When we talk about ADHD in general, we often talk about it from the perspective of something that is looked at from the outside. We talk about symptoms that can be observed, and we talk about people with ADHD or people who have ADHD.
But if you actually are one of those people, you experience ADHD from the inside, which is a little different. That’s why when I’m talking about the experience of having ADHD, I often find myself referring to people who live with ADHD rather than people who have ADHD.
ADHD is something that, when it affects you personally, is a constant and inseparable part of your life.
My shoes are something that I have. My keys are something that I have (on a good day). My ADHD, however, is something that I live with.
One of the biggest challenges to coping with ADHD, and often one of the biggest obstacles to diagnosis, is being able to match up your lived experience of ADHD from the inside with clinical descriptions of what ADHD looks like from the outside.
The challenge comes partly from the fact that when ADHD is something you live with, it’s all you know. When you look at ADHD from the outside, as something that someone has, you can see that some people display the symptoms and some don’t. But when you experience ADHD from the inside, as something you live with, you don’t really know what’s normal and what’s not because you don’t know what it would be like to live a life without ADHD.
Learning to cope is an exercise in learning what it means for you to live with ADHD – how ADHD influences your life and your experiences. Here’s where therapy comes into play, along with ongoing self-reflection and learning to connect the dots between how ADHD symptoms are described from the outside and how they feel from the inside. Then, once you spot an area where ADHD has an impact on your life, it’s a question of figuring out what can be changed and what can be accepted.
If this process doesn’t sound simple, you’re right. Medication can definitely move the process forward, but it doesn’t allow you to bypass the process altogether.
For that reason, I’m not a great fan of the analogy between ADHD and nearsightedness, in which meds become the equivalent of eyeglasses for your brain. As a nearsighted person, I know exactly when a problem in my life is caused by my mediocre vision. I still don’t always know when something is an ADHD symptom, a personality quirk, something that everyone struggles with, a symptom of a comorbid condition, or some combination of all of the above.

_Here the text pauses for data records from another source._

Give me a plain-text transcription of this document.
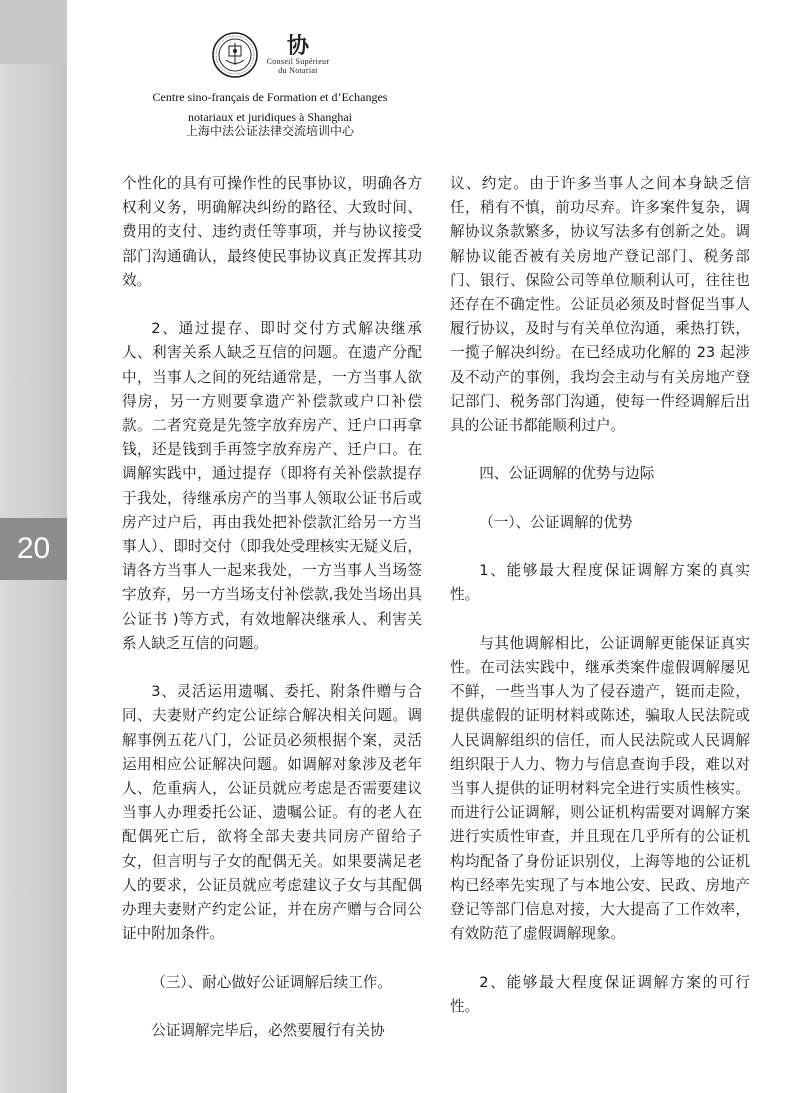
20
协
Conseil Supérieur
du Notariat
Centre sino-français de Formation et d’Echanges
notariaux et juridiques à Shanghai
上海中法公证法律交流培训中心

个性化的具有可操作性的民事协议，明确各方权利义务，明确解决纠纷的路径、大致时间、费用的支付、违约责任等事项，并与协议接受部门沟通确认，最终使民事协议真正发挥其功效。

2、通过提存、即时交付方式解决继承人、利害关系人缺乏互信的问题。在遗产分配中，当事人之间的死结通常是，一方当事人欲得房，另一方则要拿遗产补偿款或户口补偿款。二者究竟是先签字放弃房产、迁户口再拿钱，还是钱到手再签字放弃房产、迁户口。在调解实践中，通过提存（即将有关补偿款提存于我处，待继承房产的当事人领取公证书后或房产过户后，再由我处把补偿款汇给另一方当事人）、即时交付（即我处受理核实无疑义后，请各方当事人一起来我处，一方当事人当场签字放弃，另一方当场支付补偿款,我处当场出具公证书 )等方式，有效地解决继承人、利害关系人缺乏互信的问题。

3、灵活运用遗嘱、委托、附条件赠与合同、夫妻财产约定公证综合解决相关问题。调解事例五花八门，公证员必须根据个案，灵活运用相应公证解决问题。如调解对象涉及老年人、危重病人，公证员就应考虑是否需要建议当事人办理委托公证、遗嘱公证。有的老人在配偶死亡后，欲将全部夫妻共同房产留给子女，但言明与子女的配偶无关。如果要满足老人的要求，公证员就应考虑建议子女与其配偶办理夫妻财产约定公证，并在房产赠与合同公证中附加条件。

（三）、耐心做好公证调解后续工作。

公证调解完毕后，必然要履行有关协

议、约定。由于许多当事人之间本身缺乏信任，稍有不慎，前功尽弃。许多案件复杂，调解协议条款繁多，协议写法多有创新之处。调解协议能否被有关房地产登记部门、税务部门、银行、保险公司等单位顺利认可，往往也还存在不确定性。公证员必须及时督促当事人履行协议，及时与有关单位沟通，乘热打铁，一揽子解决纠纷。在已经成功化解的 23 起涉及不动产的事例，我均会主动与有关房地产登记部门、税务部门沟通，使每一件经调解后出具的公证书都能顺利过户。

四、公证调解的优势与边际

（一）、公证调解的优势

1、能够最大程度保证调解方案的真实性。

与其他调解相比，公证调解更能保证真实性。在司法实践中，继承类案件虚假调解屡见不鲜，一些当事人为了侵吞遗产，铤而走险，提供虚假的证明材料或陈述，骗取人民法院或人民调解组织的信任，而人民法院或人民调解组织限于人力、物力与信息查询手段，难以对当事人提供的证明材料完全进行实质性核实。而进行公证调解，则公证机构需要对调解方案进行实质性审查，并且现在几乎所有的公证机构均配备了身份证识别仪，上海等地的公证机构已经率先实现了与本地公安、民政、房地产登记等部门信息对接，大大提高了工作效率，有效防范了虚假调解现象。

2、能够最大程度保证调解方案的可行性。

The one similarity between nearsightedness and ADHD I do find compelling is that before I tried glasses, I didn’t know that struggling to see things the way I did wasn’t normal. Just like before I got diagnosed with ADHD and tried meds, I wasn’t aware of what it meant to not have inattention and impulsivity constantly undermine everyday life.
That’s where the feeling of epiphany in an ADHD diagnosis, the flash of insight, comes from. It comes from suddenly closing the gap between the description of what it means to have ADHD from the outside and the feelings of what it means to live with ADHD from the inside!